Quanto ti dispiace per teatri e cinema chiusi da così tanto tempo?
«Mi mancano, sia pensando al sistema italiano, sia per quello spirito di condivisione che genera guardare un film in una sala insieme ad altre persone. Adesso vediamo tutto da soli, rinchiusi nelle nostre case e tutto sembra passare più velocemente. La vita di un film si è ridotta sensibilmente».
Tu cosa fai chiusa in casa?
«Attività sportiva, leggo, due sere fa ho terminato un romanzo di Vargas Llosa, La zia Julia e lo scribacchino, è un romanzo un po’ datato, del 1977, ma divertentissimo. Io sono una molto casalinga, mi piace avere il mio spazio, fare chiarezza nei pensieri e pensare, scrivere, vedere film, serie. Finché avevo il cane poteva non passare mai il tempo».
Niente social?
«Qualcosa ma non ne sono una dipendente».
Il numero dei follower sta definendo le abilità, anche nel vostro settore sentiamo spesso produttori che scelgono un attore o un’attrice in base alla risonanza su Instagram e non per le capacità…
«Lo so, ed è un problema. Io non faccio l’influencer, sono un’attrice, e non mi metterò mai a postare quello che ho mangiato a colazione. Ma non perché sia sbagliato, proprio perché non ce la faccio, non mi viene, non è il mio».
In questa epoca quanto sei femminista da 1 a 10?

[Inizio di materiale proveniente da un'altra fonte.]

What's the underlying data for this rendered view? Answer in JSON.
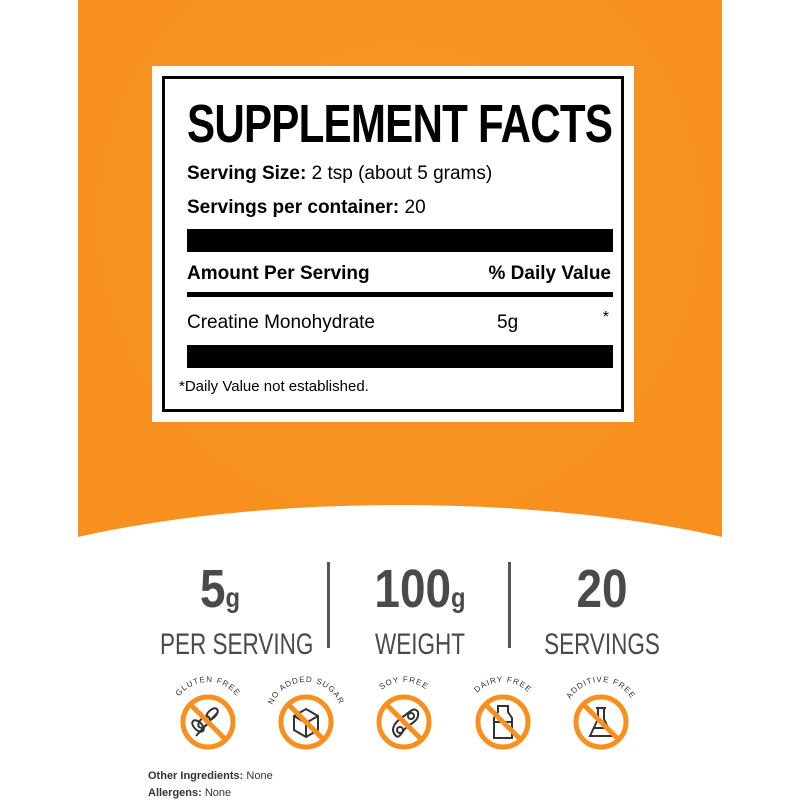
{
  "colors": {
    "brand_orange": "#F7901E",
    "text_gray": "#4a4a4a"
  },
  "facts": {
    "title": "SUPPLEMENT FACTS",
    "serving_size_label": "Serving Size:",
    "serving_size_value": "2 tsp (about 5 grams)",
    "servings_label": "Servings per container:",
    "servings_value": "20",
    "amount_header": "Amount Per Serving",
    "dv_header": "% Daily Value",
    "ingredient": "Creatine Monohydrate",
    "amount": "5g",
    "dv": "*",
    "footnote": "*Daily Value not established."
  },
  "stats": [
    {
      "value": "5",
      "unit": "g",
      "label": "PER SERVING"
    },
    {
      "value": "100",
      "unit": "g",
      "label": "WEIGHT"
    },
    {
      "value": "20",
      "unit": "",
      "label": "SERVINGS"
    }
  ],
  "badges": [
    {
      "text": "GLUTEN FREE",
      "icon": "wheat-icon"
    },
    {
      "text": "NO ADDED SUGAR",
      "icon": "sugar-cube-icon"
    },
    {
      "text": "SOY FREE",
      "icon": "soybean-icon"
    },
    {
      "text": "DAIRY FREE",
      "icon": "milk-bottle-icon"
    },
    {
      "text": "ADDITIVE FREE",
      "icon": "flask-icon"
    }
  ],
  "footer": {
    "other_label": "Other Ingredients:",
    "other_value": "None",
    "allergens_label": "Allergens:",
    "allergens_value": "None"
  }
}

«Cento milioni, cento miliardi, tantissimo. Io auspico che prima o poi smetteremo di parlare di femminismo, vorrà dire che avremmo risolto i problemi di disparità di genere e temo che non ci arriverò viva a quel giorno. Credo che ne siamo ancora molto, ma molto distanti. Nell’industria per cui lavoro, ad esempio, mi rendo conto che la disuguaglianza c’è e si sente, il racconto delle donne è ancora piuttosto stereotipato, sono poche le donne che dirigono film. È un problema, sia come veniamo raccontate, sia da chi veniamo raccontate. Qualcosa si sta muovendo, ma è ancora piuttosto lunga la strada».
Hai detto che hai paura della morte. Come vorresti morire?
«Nel sonno».
E sulla lapide cosa ci scriviamo? Greta Scarano…
«Oddio non ci ho mai pensato, non ho ancora fatto in tempo a pensare al mio epitaffio».
Domanda finale, di rito: ultima volta che hai fatto l’amore?
«Ma stai scherzando? Ahahahah, prima di venire a fare l’intervista. Praticamente adesso!».